[jpshare]By the time Benedict Arnold and his Continental Army troops reached Quebec City in the winter of 1775, Pvt. Caleb Haskell knew there was little chance they’d succeed in capturing it. Haskell was an enlistee from Newburyport, Mass., who volunteered to join Arnold’s invasion of Canada. Arnold’s aim was to prevent the British from using Quebec City to stage attacks down Lake Champlain. He was lucky to have any men left by the time it was over.
Arnold’s men traveled twice as far as the 175 miles they planned on the expedition to Quebec through the Maine wilderness. Their boats leaked, their gunpowder was ruined, their food grew scarce, the weather turned miserable. By the time Arnold reached the French settlements above the St. Lawrence River, he had only 600 starving men left from the 1,150 who started out.

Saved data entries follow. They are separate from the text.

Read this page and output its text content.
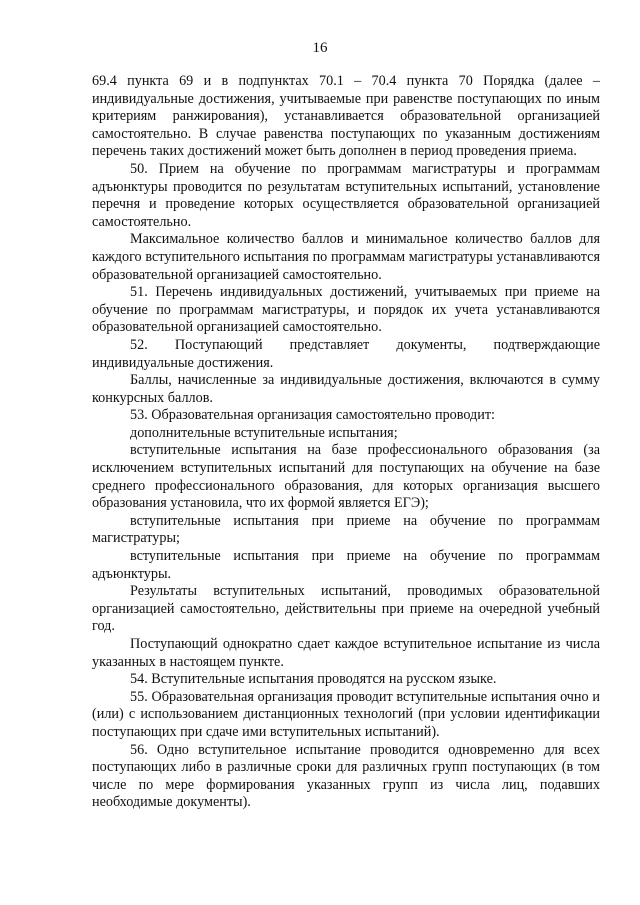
16

69.4 пункта 69 и в подпунктах 70.1 – 70.4 пункта 70 Порядка (далее – индивидуальные достижения, учитываемые при равенстве поступающих по иным критериям ранжирования), устанавливается образовательной организацией самостоятельно. В случае равенства поступающих по указанным достижениям перечень таких достижений может быть дополнен в период проведения приема.

50. Прием на обучение по программам магистратуры и программам адъюнктуры проводится по результатам вступительных испытаний, установление перечня и проведение которых осуществляется образовательной организацией самостоятельно.

Максимальное количество баллов и минимальное количество баллов для каждого вступительного испытания по программам магистратуры устанавливаются образовательной организацией самостоятельно.

51. Перечень индивидуальных достижений, учитываемых при приеме на обучение по программам магистратуры, и порядок их учета устанавливаются образовательной организацией самостоятельно.

52. Поступающий представляет документы, подтверждающие индивидуальные достижения.

Баллы, начисленные за индивидуальные достижения, включаются в сумму конкурсных баллов.

53. Образовательная организация самостоятельно проводит:

дополнительные вступительные испытания;

вступительные испытания на базе профессионального образования (за исключением вступительных испытаний для поступающих на обучение на базе среднего профессионального образования, для которых организация высшего образования установила, что их формой является ЕГЭ);

вступительные испытания при приеме на обучение по программам магистратуры;

вступительные испытания при приеме на обучение по программам адъюнктуры.

Результаты вступительных испытаний, проводимых образовательной организацией самостоятельно, действительны при приеме на очередной учебный год.

Поступающий однократно сдает каждое вступительное испытание из числа указанных в настоящем пункте.

54. Вступительные испытания проводятся на русском языке.

55. Образовательная организация проводит вступительные испытания очно и (или) с использованием дистанционных технологий (при условии идентификации поступающих при сдаче ими вступительных испытаний).

56. Одно вступительное испытание проводится одновременно для всех поступающих либо в различные сроки для различных групп поступающих (в том числе по мере формирования указанных групп из числа лиц, подавших необходимые документы).
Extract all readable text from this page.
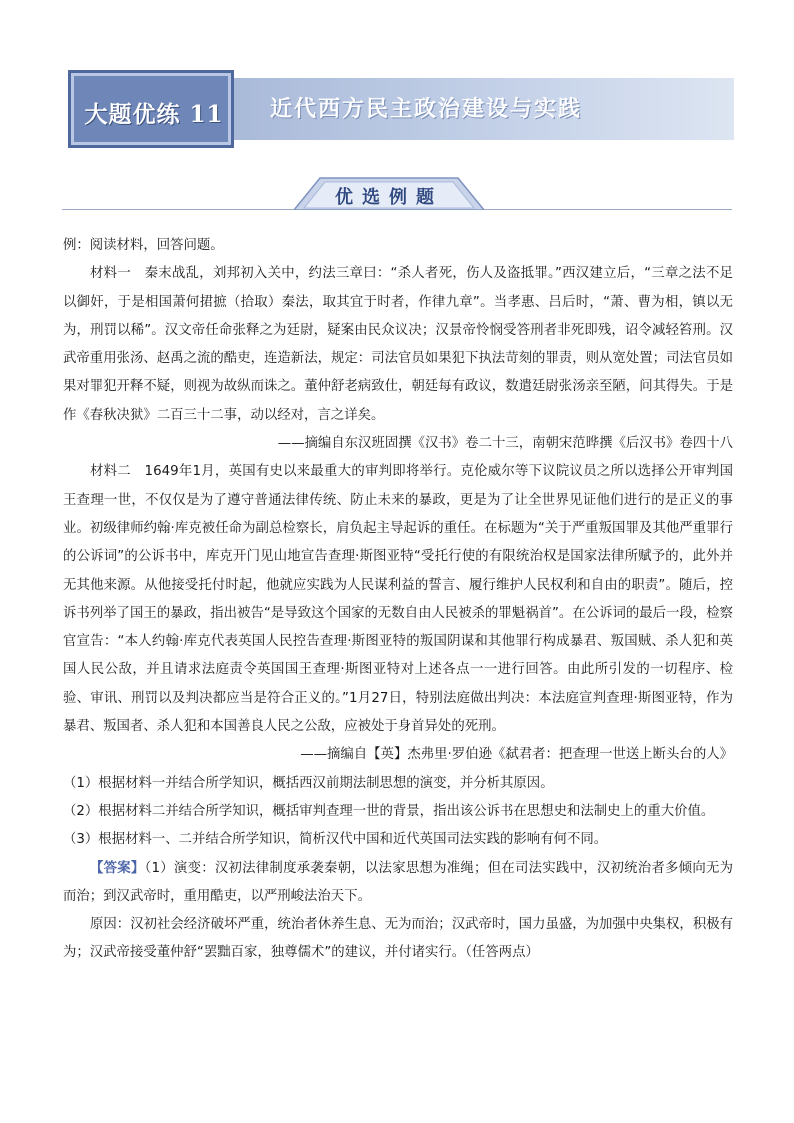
近代西方民主政治建设与实践
大题优练 11
优选例题

例：阅读材料，回答问题。

材料一　秦末战乱，刘邦初入关中，约法三章曰：“杀人者死，伤人及盗抵罪。”西汉建立后，“三章之法不足以御奸，于是相国萧何捃摭（拾取）秦法，取其宜于时者，作律九章”。当孝惠、吕后时，“萧、曹为相，镇以无为，刑罚以稀”。汉文帝任命张释之为廷尉，疑案由民众议决；汉景帝怜悯受答刑者非死即残，诏令减轻笞刑。汉武帝重用张汤、赵禹之流的酷吏，连造新法，规定：司法官员如果犯下执法苛刻的罪责，则从宽处置；司法官员如果对罪犯开释不疑，则视为故纵而诛之。董仲舒老病致仕，朝廷每有政议，数遣廷尉张汤亲至陋，问其得失。于是作《春秋决狱》二百三十二事，动以经对，言之详矣。

——摘编自东汉班固撰《汉书》卷二十三，南朝宋范晔撰《后汉书》卷四十八

材料二　1649年1月，英国有史以来最重大的审判即将举行。克伦威尔等下议院议员之所以选择公开审判国王查理一世，不仅仅是为了遵守普通法律传统、防止未来的暴政，更是为了让全世界见证他们进行的是正义的事业。初级律师约翰·库克被任命为副总检察长，肩负起主导起诉的重任。在标题为“关于严重叛国罪及其他严重罪行的公诉词”的公诉书中，库克开门见山地宣告查理·斯图亚特“受托行使的有限统治权是国家法律所赋予的，此外并无其他来源。从他接受托付时起，他就应实践为人民谋利益的誓言、履行维护人民权利和自由的职责”。随后，控诉书列举了国王的暴政，指出被告“是导致这个国家的无数自由人民被杀的罪魁祸首”。在公诉词的最后一段，检察官宣告：“本人约翰·库克代表英国人民控告查理·斯图亚特的叛国阴谋和其他罪行构成暴君、叛国贼、杀人犯和英国人民公敌，并且请求法庭责令英国国王查理·斯图亚特对上述各点一一进行回答。由此所引发的一切程序、检验、审讯、刑罚以及判决都应当是符合正义的。”1月27日，特别法庭做出判决：本法庭宣判查理·斯图亚特，作为暴君、叛国者、杀人犯和本国善良人民之公敌，应被处于身首异处的死刑。

——摘编自【英】杰弗里·罗伯逊《弑君者：把查理一世送上断头台的人》

（1）根据材料一并结合所学知识，概括西汉前期法制思想的演变，并分析其原因。

（2）根据材料二并结合所学知识，概括审判查理一世的背景，指出该公诉书在思想史和法制史上的重大价值。

（3）根据材料一、二并结合所学知识，简析汉代中国和近代英国司法实践的影响有何不同。

【答案】（1）演变：汉初法律制度承袭秦朝，以法家思想为准绳；但在司法实践中，汉初统治者多倾向无为而治；到汉武帝时，重用酷吏，以严刑峻法治天下。

原因：汉初社会经济破坏严重，统治者休养生息、无为而治；汉武帝时，国力虽盛，为加强中央集权，积极有为；汉武帝接受董仲舒“罢黜百家，独尊儒术”的建议，并付诸实行。（任答两点）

Pvt. Haskell kept a diary from the time he enlisted in the American Army in May 1775. After the Battle of Bunker Hill and the early days of the Siege of Boston, he volunteered for the invasion of Canada and marched back to Newburyport with Arnold. In September he boarded one of 11 transport ships and set sail for what is now Maine.
By late September, they set out in shallow-draft river boats called bateaux up the Kennebec River. The river was swift and the men unfamiliar with handling boats. They had to portage for miles, sometimes up to their knees in mire. By the end of October, many of the men either turned back or died.
They reached the Saint Lawrence River at Pointe-Levi, across the river from Quebec, on Nov. 9. “We have but little prospect of obtaining the city at present,” wrote Pvt. Haskell that day. He stood guard as a British Royal Navy frigate in the river fired at them, doing little damage.
On Nov. 11, Caleb Haskell was ordered to walk 14 miles to a forge to make spears for the siege of the city. He worked all night after he arrived. Other soldiers made ladders for scaling the city’s walls.
Three days later they reached the Plains of Abraham and took shelter in ‘Tory houses.’ Arnold sent a negotiator to the fortified city with a white flag and a demand to surrender. The British refused. Arnold’s 600 ill-equipped men with no artillery or cannon were no match for the city’s defenders: 150 men of the Royal Highland Emigrants, 500 local militia and 400 marines from two warships in the river.
By Nov. 18 Arnold realized he had no chance of taking the city until the arrival of reinforcements under Gen. Richard Montgomery, who had just captured Montreal. That night the men were turned out at 3 a.m. and ordered to retreat into the countryside, where they awaited Montgomery. Caleb Haskell drew guard duty.
Montgomery arrived on Dec. 1. “Came down by water on an armed schooner, accompanied by three men laden with provisions and stores taken up the river,” wrote Haskell. “In the afternoon were all ordered down to the chapel where the General is to land, to welcome him on shore. We paid our respects to the General.”
The next day, wrote Haskell, Montgomery ordered ‘that each man in Colonel Arnold’s party have a suit of clothes and one dollar in money as a present given to him. Getting in readiness to march for Quebec.’ Haskell was drawn out to go down the river in a bateaux to take cannon to the city.
By Dec. 6, most of the army arrived outside the city. “We are getting in readiness to lay siege to Quebec,” he wrote. “The small pox is all around us, and there is great danger of its spreading in the army. There are Spies sent out of Quebec every day, and some taken almost every day, both men and women.”
On Dec. 9, 1775, Caleb Haskell entered in his diary:
December 9th, Saturday.–Employed in getting cannon and mortars ready to carry to St. Roche’s, in order to cannonade the city. In the evening the guard was doubled. Thirty-two men out of our company on fatigue. At one o’clock at night opened our battery threw about thirty shells into the city. We had a number of shells and some shot thrown at us. We had one man wounded. We are throwing up breastworks in different places. I am on guard at the Nunnery.